When I think back to those early days as a new mom, in my sleep-deprived zombie state, I remember staring at my perfect baby boy and telling myself that I loved him so much that I would never be able to handle it if something happened to him. When I look at the woman I am now, with the dark circles and the wrinkles and gray hairs, after years of facing my worst fears on a nightly basis, I wish I could turn back the clock. I wish I could tell that young mom to enjoy those quiet moments in the middle of the night with her newborn baby. I wish I could hug her and tell her that life was going to be so much more beautiful than she could ever imagine. I wish I could tell her that her love for her child would keep her going through all of the sleepless nights, and that she would eventually learn to appreciate the gift of today without worrying about tomorrow. I wish I could let her know that while sleep would still be hard to come by, the laughter and joy and love would be overflowing. I wish I could tell her that his quality of life would become her driving passion, and that she would push herself to find joy in each and every day.
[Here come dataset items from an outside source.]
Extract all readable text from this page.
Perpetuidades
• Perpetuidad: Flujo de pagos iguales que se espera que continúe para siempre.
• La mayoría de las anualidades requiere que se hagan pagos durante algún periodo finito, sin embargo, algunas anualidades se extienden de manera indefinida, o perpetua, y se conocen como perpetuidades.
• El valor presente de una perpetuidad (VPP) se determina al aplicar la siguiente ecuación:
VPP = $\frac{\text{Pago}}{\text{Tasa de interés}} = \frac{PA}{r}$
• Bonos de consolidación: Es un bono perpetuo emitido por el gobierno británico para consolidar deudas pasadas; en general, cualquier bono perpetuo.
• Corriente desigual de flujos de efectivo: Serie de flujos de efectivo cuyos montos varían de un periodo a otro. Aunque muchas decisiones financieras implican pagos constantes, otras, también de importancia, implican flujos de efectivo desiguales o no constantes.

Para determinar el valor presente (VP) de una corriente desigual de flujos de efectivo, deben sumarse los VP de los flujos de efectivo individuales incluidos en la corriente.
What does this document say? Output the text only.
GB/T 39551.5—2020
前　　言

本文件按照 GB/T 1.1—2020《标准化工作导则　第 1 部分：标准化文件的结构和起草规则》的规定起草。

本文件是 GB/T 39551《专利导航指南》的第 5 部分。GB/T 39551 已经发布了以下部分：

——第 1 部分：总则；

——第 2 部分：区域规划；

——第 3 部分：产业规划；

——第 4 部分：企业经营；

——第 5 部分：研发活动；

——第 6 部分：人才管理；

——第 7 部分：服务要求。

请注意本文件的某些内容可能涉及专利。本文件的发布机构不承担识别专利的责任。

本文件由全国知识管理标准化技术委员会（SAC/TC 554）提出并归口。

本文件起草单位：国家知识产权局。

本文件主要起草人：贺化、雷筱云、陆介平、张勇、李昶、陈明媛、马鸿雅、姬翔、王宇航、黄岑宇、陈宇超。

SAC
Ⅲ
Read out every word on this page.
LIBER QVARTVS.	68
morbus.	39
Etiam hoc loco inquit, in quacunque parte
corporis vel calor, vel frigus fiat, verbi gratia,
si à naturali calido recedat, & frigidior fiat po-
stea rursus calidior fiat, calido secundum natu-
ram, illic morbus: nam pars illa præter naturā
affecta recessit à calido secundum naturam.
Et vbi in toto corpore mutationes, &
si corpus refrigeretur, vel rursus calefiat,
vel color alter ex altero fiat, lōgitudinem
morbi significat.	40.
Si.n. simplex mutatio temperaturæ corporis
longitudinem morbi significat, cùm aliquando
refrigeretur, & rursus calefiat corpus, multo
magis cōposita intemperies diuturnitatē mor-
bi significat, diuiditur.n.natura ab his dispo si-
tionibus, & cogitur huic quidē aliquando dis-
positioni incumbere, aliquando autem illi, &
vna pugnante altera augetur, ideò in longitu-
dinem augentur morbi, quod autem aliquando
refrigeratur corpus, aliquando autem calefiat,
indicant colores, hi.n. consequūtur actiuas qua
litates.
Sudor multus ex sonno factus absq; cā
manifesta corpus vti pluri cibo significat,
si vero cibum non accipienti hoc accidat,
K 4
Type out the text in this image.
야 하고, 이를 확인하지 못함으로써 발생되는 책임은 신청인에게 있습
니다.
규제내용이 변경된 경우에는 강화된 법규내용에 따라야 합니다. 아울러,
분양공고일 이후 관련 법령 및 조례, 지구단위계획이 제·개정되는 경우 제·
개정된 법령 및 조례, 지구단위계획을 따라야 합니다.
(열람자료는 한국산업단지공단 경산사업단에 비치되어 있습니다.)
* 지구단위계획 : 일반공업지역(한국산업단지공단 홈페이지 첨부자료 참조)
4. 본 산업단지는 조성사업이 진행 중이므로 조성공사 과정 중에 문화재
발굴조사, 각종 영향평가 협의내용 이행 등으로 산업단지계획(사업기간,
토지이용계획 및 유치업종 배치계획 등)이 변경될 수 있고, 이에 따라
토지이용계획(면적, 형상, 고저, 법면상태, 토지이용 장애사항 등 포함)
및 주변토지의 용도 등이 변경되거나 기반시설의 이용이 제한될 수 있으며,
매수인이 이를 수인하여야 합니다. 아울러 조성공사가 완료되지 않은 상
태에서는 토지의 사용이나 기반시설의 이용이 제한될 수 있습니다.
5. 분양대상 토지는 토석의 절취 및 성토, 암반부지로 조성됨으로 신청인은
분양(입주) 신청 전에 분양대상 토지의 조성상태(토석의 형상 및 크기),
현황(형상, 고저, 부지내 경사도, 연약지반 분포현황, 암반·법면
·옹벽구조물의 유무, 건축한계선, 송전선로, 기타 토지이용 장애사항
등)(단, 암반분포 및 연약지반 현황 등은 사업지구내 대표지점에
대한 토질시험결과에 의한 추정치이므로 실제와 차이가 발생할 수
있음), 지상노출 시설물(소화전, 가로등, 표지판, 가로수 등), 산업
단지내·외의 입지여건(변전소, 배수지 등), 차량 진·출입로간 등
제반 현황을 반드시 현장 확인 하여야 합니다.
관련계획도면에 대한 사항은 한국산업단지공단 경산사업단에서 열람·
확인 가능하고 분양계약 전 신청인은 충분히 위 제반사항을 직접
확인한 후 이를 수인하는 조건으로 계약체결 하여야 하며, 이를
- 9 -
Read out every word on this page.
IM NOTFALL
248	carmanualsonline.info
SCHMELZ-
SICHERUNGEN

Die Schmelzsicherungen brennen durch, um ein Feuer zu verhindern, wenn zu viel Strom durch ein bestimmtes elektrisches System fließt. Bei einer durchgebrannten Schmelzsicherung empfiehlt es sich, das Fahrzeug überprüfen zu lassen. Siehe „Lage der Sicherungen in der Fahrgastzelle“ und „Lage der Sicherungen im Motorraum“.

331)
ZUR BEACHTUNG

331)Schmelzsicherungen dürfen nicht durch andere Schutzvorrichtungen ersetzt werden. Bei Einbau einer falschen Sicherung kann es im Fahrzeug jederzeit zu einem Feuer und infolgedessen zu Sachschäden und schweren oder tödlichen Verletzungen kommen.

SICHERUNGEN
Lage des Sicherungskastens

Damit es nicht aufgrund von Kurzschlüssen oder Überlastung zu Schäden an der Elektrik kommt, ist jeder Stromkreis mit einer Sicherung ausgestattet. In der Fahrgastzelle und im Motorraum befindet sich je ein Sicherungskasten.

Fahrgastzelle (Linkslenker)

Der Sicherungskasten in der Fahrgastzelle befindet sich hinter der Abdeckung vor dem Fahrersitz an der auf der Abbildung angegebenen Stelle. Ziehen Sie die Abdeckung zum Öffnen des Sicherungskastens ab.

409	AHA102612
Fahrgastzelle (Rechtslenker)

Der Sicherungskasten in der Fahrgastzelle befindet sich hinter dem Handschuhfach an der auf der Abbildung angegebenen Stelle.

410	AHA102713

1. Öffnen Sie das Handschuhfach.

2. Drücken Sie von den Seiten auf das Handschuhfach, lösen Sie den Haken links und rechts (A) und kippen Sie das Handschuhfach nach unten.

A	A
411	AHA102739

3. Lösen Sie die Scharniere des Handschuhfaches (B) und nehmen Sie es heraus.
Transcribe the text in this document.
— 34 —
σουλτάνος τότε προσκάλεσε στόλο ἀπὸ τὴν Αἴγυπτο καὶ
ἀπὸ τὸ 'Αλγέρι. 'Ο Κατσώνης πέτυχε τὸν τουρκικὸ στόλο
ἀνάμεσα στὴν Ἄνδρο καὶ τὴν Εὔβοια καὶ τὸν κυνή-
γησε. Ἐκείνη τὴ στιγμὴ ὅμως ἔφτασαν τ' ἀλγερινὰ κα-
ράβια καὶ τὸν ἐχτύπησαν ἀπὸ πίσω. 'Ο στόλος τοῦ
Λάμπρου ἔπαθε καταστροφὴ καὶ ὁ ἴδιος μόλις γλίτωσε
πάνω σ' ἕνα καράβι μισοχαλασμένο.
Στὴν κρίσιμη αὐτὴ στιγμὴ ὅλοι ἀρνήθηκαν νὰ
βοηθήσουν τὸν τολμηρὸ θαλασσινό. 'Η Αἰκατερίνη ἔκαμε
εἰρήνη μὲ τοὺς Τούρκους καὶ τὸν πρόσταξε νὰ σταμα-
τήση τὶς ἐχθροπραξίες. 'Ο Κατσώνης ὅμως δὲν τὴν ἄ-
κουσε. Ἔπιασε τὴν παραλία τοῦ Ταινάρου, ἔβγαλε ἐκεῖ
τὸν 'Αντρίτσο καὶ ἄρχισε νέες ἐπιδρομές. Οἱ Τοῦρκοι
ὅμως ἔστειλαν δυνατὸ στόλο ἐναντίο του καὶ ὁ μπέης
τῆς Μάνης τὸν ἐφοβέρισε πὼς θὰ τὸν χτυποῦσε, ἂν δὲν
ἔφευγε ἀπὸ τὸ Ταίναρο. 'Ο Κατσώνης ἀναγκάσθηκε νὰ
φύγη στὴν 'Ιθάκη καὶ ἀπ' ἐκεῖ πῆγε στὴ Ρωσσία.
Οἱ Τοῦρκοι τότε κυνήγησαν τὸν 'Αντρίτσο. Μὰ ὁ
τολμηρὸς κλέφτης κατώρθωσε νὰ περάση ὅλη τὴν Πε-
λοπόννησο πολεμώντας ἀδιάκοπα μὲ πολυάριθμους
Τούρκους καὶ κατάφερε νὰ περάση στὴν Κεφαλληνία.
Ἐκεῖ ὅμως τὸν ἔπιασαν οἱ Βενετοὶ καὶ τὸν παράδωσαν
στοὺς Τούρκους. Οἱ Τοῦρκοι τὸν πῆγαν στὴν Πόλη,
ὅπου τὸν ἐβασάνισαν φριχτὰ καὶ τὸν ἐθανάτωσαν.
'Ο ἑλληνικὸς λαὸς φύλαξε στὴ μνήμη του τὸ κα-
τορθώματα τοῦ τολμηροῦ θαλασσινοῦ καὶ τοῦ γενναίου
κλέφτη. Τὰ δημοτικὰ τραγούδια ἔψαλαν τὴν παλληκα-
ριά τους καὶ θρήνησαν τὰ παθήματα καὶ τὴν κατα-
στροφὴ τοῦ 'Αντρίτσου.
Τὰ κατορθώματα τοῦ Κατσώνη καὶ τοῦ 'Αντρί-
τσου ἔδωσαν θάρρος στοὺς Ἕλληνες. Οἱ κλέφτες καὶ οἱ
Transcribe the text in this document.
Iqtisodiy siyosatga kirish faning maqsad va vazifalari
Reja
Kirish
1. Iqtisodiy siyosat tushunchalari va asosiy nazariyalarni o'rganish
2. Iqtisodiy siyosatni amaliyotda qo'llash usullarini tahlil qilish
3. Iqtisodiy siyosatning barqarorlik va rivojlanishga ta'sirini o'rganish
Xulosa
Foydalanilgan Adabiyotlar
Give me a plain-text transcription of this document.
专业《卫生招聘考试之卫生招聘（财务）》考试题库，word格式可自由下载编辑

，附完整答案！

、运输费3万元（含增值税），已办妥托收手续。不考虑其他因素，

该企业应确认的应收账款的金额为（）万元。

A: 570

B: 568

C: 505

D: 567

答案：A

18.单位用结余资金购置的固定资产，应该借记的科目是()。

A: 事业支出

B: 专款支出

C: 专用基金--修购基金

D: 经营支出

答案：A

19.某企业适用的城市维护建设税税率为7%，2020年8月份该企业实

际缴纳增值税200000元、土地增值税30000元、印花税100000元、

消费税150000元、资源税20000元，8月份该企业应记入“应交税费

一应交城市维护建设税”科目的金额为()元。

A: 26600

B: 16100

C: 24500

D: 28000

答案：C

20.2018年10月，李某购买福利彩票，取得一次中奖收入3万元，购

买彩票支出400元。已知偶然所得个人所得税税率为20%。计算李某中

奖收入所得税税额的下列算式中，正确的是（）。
Ultimately, the phase of sleeplessness did not pass for us, and it likely never will. However, being the resilient creatures we are, especially as the parents of a medically fragile and complex child, we have learned to adapt. We look at the perseverance he has each and every day, despite his many challenges, and that is where we draw our strength from. Our hope and drive to provide him the best life possible is what pushes us through. We fight for him and alongside him, and we will keep fighting until a cure is found.